SAINT PETER— Students and faculty are in an unsurprising uproar following the release of Gustavus President Jack Ohle’s proposed renovation plans to Folke Bernadotte Memorial Library. The proposed changes include removing the children’s section of the basement and replacing it with his entire catalog of punk music.
In a statement released by the President’s office, the new space will “pay homage to the impressive and rather obscene collection of punk rock music amassed by President Ohle. The large catalog will serve as a memorial to the man who will undoubtedly go down in the history books as the College’s 16th president.”
Ohle commented saying that he “wanted to leave his mark on this great Swedish Lutheran institution. I can think of no better way than with my impressive collection.”
The catalog is rumored to feature a large variety of punk genres on 8-track, vinyl, as well as cassettes and compact discs.
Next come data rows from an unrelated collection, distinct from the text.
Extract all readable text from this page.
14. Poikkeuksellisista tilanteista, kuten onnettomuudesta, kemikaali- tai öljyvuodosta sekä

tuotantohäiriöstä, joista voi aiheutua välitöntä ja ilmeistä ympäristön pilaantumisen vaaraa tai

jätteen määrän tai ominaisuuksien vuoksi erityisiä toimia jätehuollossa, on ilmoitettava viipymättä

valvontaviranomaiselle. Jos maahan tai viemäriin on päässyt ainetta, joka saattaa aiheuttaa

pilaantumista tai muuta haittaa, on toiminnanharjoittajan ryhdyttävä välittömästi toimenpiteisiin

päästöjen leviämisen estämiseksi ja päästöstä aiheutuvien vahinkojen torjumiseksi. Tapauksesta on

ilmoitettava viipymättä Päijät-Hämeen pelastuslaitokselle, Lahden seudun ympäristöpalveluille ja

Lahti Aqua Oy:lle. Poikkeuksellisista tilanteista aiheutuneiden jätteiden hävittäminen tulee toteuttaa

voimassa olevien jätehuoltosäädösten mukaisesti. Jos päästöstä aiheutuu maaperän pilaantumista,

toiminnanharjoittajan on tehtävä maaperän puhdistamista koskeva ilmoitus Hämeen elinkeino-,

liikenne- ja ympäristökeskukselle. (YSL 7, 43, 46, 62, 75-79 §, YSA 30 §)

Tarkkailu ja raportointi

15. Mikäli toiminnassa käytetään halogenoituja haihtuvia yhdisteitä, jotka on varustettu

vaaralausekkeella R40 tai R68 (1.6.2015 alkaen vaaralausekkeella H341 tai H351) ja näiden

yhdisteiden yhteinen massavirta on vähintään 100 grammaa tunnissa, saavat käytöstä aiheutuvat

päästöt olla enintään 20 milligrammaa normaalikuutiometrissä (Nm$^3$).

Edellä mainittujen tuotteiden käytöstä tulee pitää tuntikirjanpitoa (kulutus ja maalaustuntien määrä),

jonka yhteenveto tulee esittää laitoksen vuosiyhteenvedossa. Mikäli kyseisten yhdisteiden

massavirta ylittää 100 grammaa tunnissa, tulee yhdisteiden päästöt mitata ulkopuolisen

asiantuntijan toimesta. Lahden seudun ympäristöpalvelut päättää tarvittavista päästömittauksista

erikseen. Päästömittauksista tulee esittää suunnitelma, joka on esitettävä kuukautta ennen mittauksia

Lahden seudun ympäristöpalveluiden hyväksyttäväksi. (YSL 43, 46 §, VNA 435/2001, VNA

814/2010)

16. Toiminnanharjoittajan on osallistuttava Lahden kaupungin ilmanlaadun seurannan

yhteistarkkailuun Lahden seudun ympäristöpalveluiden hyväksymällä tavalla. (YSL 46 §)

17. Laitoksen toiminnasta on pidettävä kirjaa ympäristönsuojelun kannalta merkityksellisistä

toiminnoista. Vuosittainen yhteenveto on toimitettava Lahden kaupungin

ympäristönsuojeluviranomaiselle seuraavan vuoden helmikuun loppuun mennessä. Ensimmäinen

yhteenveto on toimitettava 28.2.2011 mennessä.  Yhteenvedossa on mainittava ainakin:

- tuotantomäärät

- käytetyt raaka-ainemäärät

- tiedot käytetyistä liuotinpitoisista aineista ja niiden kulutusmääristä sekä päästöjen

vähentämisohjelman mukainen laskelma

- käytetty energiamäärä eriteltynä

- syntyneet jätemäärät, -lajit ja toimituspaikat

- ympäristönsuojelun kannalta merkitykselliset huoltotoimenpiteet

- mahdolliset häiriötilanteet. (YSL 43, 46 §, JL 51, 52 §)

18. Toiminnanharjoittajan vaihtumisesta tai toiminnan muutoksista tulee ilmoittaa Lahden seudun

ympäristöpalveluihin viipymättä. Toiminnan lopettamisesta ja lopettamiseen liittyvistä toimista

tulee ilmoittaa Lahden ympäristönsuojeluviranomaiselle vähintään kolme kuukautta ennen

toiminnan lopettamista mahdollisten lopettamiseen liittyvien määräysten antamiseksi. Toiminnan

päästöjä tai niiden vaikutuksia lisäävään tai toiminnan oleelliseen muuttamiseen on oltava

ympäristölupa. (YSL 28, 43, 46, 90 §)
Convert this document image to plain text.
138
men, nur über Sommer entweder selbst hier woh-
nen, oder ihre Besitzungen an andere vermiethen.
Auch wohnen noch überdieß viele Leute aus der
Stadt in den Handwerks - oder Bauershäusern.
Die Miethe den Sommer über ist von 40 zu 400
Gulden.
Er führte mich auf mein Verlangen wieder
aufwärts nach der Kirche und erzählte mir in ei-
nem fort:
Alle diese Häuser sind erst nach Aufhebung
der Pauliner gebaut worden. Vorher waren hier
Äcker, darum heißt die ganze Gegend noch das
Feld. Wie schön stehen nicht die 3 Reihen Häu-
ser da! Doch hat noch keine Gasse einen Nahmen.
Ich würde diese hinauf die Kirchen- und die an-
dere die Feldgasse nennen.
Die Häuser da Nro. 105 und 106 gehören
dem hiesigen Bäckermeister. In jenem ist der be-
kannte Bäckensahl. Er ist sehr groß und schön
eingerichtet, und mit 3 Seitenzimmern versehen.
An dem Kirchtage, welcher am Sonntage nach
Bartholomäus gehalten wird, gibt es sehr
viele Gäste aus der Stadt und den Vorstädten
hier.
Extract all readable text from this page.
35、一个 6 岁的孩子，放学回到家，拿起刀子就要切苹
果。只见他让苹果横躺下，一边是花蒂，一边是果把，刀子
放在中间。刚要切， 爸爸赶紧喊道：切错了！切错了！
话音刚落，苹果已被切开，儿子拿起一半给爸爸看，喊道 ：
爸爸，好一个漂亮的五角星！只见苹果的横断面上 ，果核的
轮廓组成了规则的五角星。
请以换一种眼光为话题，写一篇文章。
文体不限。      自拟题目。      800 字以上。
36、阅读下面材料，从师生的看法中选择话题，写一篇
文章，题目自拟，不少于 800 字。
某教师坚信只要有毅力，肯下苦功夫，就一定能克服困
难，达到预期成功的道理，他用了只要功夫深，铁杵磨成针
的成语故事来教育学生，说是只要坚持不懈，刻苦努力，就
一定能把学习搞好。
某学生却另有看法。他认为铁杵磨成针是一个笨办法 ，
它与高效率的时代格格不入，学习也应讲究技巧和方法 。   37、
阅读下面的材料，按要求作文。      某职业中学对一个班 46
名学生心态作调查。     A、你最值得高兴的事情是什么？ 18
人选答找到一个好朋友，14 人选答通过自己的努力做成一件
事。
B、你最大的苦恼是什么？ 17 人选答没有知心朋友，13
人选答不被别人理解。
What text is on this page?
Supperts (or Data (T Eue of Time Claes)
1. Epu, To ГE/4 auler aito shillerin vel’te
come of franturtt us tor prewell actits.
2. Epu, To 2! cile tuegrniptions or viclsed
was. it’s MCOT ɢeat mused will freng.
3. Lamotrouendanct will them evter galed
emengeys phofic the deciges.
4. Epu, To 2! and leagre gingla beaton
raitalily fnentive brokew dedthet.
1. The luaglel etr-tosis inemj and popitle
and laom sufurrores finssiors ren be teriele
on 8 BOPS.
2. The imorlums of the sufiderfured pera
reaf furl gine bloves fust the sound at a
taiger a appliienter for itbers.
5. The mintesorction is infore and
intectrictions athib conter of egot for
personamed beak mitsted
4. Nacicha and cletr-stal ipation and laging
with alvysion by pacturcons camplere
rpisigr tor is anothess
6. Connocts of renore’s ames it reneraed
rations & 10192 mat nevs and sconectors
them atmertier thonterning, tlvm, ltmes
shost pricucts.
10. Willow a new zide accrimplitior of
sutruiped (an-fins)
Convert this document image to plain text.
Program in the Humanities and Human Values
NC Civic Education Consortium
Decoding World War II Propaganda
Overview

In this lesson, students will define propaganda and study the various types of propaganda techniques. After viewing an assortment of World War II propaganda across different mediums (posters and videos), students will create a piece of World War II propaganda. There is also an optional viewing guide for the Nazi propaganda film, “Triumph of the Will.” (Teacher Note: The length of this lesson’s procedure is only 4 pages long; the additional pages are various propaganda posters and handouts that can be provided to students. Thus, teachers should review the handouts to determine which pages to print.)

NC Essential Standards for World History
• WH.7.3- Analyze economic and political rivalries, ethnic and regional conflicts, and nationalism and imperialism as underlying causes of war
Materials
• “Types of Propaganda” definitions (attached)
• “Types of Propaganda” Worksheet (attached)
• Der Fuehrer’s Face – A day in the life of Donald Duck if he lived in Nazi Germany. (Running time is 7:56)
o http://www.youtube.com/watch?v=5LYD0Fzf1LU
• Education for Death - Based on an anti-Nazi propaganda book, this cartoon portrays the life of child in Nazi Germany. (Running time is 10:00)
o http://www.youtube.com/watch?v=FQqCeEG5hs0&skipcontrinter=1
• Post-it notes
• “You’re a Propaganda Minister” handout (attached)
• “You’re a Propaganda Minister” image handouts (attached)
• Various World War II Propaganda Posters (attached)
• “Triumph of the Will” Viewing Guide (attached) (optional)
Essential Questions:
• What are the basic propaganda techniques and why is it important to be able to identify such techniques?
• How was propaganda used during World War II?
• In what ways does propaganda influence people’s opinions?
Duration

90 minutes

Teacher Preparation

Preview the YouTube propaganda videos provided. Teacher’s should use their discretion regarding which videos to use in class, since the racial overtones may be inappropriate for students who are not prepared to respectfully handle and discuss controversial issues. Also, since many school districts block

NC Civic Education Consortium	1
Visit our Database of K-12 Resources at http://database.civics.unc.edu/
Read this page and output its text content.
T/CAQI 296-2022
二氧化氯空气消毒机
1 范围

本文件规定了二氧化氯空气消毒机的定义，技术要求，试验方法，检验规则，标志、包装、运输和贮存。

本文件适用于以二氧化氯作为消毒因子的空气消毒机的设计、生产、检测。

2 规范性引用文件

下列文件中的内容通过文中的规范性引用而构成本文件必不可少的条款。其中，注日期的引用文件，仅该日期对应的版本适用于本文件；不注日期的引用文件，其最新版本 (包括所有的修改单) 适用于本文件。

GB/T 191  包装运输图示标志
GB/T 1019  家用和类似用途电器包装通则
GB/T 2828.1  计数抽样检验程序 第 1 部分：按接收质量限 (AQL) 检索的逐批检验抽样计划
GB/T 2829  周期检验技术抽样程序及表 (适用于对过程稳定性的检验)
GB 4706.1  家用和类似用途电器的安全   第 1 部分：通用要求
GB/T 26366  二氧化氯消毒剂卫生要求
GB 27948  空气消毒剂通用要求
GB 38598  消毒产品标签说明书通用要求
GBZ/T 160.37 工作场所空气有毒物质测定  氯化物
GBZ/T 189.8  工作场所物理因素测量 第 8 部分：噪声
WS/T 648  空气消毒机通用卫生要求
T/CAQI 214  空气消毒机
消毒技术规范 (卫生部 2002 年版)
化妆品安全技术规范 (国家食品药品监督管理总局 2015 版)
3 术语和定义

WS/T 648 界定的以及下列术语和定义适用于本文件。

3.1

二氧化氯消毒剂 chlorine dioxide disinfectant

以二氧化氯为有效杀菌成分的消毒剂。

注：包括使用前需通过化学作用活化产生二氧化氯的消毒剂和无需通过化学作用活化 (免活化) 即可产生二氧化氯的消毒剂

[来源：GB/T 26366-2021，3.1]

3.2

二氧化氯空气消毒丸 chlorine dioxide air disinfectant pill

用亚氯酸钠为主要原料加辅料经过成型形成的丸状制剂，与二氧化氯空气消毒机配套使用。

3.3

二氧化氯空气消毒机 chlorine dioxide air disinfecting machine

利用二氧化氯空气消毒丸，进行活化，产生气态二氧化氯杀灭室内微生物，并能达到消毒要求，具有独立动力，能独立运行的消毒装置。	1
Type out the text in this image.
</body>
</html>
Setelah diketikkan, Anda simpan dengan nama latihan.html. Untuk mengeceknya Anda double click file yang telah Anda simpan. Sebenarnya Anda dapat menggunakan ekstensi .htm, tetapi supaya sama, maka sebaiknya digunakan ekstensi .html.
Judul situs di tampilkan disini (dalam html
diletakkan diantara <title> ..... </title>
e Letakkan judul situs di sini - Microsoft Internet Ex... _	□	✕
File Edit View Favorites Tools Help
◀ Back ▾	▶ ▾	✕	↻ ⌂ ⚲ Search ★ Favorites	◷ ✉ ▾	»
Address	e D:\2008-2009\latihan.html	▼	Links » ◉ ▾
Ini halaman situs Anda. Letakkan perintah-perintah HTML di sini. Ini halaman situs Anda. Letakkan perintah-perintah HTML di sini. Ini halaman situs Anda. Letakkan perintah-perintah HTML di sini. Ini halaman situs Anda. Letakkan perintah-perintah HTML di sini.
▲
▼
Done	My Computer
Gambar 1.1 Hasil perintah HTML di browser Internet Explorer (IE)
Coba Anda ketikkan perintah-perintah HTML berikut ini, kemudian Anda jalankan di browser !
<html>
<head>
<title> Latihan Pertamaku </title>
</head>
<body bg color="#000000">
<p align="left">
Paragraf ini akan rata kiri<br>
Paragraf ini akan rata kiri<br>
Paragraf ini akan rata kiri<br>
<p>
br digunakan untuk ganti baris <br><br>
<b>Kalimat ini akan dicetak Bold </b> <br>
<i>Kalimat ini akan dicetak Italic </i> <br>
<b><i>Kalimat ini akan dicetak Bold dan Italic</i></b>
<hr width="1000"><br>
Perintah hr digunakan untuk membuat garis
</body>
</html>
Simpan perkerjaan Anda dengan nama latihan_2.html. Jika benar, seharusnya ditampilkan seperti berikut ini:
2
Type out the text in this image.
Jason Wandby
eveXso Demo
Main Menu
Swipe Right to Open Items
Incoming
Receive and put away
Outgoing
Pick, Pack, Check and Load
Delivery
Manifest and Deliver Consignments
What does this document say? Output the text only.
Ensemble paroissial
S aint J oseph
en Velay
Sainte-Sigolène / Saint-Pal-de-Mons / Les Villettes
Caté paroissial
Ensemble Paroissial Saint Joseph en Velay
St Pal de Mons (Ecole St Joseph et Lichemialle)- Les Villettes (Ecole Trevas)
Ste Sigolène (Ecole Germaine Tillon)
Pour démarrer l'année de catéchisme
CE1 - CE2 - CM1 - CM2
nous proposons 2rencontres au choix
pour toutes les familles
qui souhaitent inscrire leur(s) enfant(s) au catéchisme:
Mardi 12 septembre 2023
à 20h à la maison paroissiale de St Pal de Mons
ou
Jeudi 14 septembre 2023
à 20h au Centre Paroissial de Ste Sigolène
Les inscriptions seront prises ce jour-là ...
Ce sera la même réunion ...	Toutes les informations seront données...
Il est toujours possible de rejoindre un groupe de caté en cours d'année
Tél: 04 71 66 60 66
Says Ohle, “Here at Gustavus Adolphus College we make a strong commitment to diversity, and my punk rock collection showcases a truly diverse array of music. What better way to reflect upon this great institution’s core values?”
Ohle continues, “In addition to all the punk classics, I’m truly excited to share with Gustavus students the whole gamut of punk. I’m particularly fond of my horror punk discs. I know students and faculty alike will really enjoy the album “Diagnosis for Death” by Dr. Chud’s X-Ward. Just ten seconds of hearing The Murp lay down his sick beats on the trap set will have them all a drooling mess.”
One corner of the children’s section is set to be scrapped and filled with a few hardwood shelves and a sign that simply reads “Memories.” These shelves will contain the albums most endeared by Ohle throughout various moments in his life.
“Those seeking a journey like no other can explore those shelves,” says Ohle, as he holds up a tattered vinyl record by The Subhumans. “This English anarcho-punk band was on constantly during my courtship with Kris. I hope students can relive those parts of my life that literally nobody else has had to experience.”
At press time, Ohle was last seen gently caressing an album by the band Corrosion of Conformity.